1. China tariffs force "New Era" to truly begin
President Trump has finally pulled the trigger on his long-promised trade actions against China.
What's happening: Tariffs on up to $60 billion in Chinese goods are just one part of what is coming, with the detailed list to come in 15 days, and after that a 30-day comment period, aka lobbying free-for-all.
- There will also be more restrictions on PRC investment in the U.S. and possibly visa restrictions for PRC citizens in America studying science and technology.
My thought bubble: During his visit to Washington at the beginning of March, Liu He, now a vice-premier, presented the U.S. with a list of areas in which the PRC was willing to make concessions. The Trump team did not agree but the two sides are still discussing that list, and it's possible that during the 45-day period the U.S. and China could reach agreement on broader concessions that may forestall a broader trade war, at least in the near-term.

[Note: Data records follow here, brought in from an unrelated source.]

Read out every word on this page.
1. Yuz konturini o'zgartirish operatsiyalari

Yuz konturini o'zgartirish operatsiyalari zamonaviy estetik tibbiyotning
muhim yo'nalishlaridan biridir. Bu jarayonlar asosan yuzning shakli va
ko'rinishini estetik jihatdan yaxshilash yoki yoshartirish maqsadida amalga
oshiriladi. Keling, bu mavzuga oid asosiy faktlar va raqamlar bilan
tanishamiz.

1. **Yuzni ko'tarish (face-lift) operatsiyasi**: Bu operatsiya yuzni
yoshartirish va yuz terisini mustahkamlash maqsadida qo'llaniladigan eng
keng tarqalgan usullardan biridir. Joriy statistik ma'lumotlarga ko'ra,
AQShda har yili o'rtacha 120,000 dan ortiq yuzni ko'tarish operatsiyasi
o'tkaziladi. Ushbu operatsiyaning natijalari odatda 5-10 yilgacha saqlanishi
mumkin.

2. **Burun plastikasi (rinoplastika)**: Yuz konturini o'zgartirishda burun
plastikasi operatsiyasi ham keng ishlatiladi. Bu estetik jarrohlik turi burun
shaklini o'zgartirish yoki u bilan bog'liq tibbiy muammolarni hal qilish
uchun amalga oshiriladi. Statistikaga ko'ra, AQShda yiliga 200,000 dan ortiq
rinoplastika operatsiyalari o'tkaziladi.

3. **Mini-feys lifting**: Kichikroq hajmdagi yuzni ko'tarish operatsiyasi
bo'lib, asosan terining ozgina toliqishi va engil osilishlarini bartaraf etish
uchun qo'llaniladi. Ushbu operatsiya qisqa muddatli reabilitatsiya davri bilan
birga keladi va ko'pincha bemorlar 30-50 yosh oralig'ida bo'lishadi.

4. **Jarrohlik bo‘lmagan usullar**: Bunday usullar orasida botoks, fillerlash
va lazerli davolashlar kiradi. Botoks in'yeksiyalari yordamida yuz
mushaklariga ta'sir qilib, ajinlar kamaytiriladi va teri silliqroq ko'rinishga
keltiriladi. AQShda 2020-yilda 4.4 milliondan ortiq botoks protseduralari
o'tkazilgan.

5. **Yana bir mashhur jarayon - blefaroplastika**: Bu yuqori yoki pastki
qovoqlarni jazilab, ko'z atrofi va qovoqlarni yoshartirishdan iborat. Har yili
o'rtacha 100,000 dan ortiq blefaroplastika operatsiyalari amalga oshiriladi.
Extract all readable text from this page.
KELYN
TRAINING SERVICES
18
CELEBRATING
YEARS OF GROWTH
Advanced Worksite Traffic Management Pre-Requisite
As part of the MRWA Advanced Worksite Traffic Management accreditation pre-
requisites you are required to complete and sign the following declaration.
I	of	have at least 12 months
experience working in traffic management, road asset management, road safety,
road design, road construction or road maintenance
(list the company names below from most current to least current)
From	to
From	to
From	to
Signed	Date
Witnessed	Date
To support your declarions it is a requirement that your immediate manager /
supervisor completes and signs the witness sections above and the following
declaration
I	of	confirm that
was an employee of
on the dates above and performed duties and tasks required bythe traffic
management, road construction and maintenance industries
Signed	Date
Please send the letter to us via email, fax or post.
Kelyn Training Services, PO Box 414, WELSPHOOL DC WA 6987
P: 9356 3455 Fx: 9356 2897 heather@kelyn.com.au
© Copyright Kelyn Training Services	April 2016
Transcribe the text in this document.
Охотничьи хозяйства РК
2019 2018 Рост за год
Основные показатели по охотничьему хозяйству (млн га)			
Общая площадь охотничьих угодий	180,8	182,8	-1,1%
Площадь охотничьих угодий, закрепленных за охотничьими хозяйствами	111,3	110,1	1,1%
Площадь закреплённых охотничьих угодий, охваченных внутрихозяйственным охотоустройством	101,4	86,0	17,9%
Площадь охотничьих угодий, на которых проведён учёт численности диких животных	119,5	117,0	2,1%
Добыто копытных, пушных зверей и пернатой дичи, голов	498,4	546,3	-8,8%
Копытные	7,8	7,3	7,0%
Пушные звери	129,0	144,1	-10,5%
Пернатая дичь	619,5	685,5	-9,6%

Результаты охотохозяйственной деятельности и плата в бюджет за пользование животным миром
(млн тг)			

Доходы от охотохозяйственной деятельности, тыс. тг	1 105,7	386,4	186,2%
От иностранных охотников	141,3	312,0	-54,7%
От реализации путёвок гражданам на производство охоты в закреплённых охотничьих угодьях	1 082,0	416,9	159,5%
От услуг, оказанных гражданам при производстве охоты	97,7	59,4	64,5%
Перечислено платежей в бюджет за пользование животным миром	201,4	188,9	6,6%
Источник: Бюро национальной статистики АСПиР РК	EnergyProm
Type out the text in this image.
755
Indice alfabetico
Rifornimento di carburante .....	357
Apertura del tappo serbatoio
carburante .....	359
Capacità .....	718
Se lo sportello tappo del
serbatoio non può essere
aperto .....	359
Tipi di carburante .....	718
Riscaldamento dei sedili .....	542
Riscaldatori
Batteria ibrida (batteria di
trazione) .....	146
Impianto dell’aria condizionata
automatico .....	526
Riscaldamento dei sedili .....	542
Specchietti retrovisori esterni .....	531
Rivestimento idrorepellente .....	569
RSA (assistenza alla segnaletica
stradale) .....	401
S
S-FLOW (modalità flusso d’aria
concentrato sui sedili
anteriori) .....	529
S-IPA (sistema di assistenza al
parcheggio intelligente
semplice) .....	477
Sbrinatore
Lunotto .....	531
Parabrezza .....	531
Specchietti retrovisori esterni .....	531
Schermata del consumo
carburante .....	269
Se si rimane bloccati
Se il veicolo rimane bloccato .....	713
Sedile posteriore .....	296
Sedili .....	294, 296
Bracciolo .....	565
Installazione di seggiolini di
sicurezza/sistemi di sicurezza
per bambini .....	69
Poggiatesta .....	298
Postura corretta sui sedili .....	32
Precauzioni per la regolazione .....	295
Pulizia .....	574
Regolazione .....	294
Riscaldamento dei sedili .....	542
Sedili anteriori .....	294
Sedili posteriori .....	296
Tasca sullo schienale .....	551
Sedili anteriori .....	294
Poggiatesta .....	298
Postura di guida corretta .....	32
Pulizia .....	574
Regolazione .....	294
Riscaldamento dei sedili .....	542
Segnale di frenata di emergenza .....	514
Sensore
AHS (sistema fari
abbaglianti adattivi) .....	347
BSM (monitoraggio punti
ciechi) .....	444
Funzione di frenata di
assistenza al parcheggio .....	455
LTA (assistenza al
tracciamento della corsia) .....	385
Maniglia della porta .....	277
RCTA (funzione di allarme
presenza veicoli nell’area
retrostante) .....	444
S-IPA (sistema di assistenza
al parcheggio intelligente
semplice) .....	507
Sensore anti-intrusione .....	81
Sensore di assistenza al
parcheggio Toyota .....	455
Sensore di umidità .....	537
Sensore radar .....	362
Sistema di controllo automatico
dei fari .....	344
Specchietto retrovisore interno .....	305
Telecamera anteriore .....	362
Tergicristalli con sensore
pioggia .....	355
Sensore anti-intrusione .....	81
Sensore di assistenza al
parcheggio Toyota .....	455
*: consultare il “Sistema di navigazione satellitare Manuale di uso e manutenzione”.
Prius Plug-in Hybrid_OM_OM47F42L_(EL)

Why it matters: Chinese President Xi Jinping declared last fall that China has entered a “New Era.” The Trump Administration, after much rhetoric since the campaign, has now signaled officially that engagement is dead and we are in a "New Era of U.S.-China Relations," in which there will be intensified competition if not outright conflict. There may be deals cut to blunt this round of tariffs, but there's little reason to expect any change in the U.S.-China trajectory towards increasing friction.
Go deeper: The tariffs are targeted at the sectors that China identified in its "Made in China 2025" plan as strategic areas it needs to dominate to become a modern economic superpower.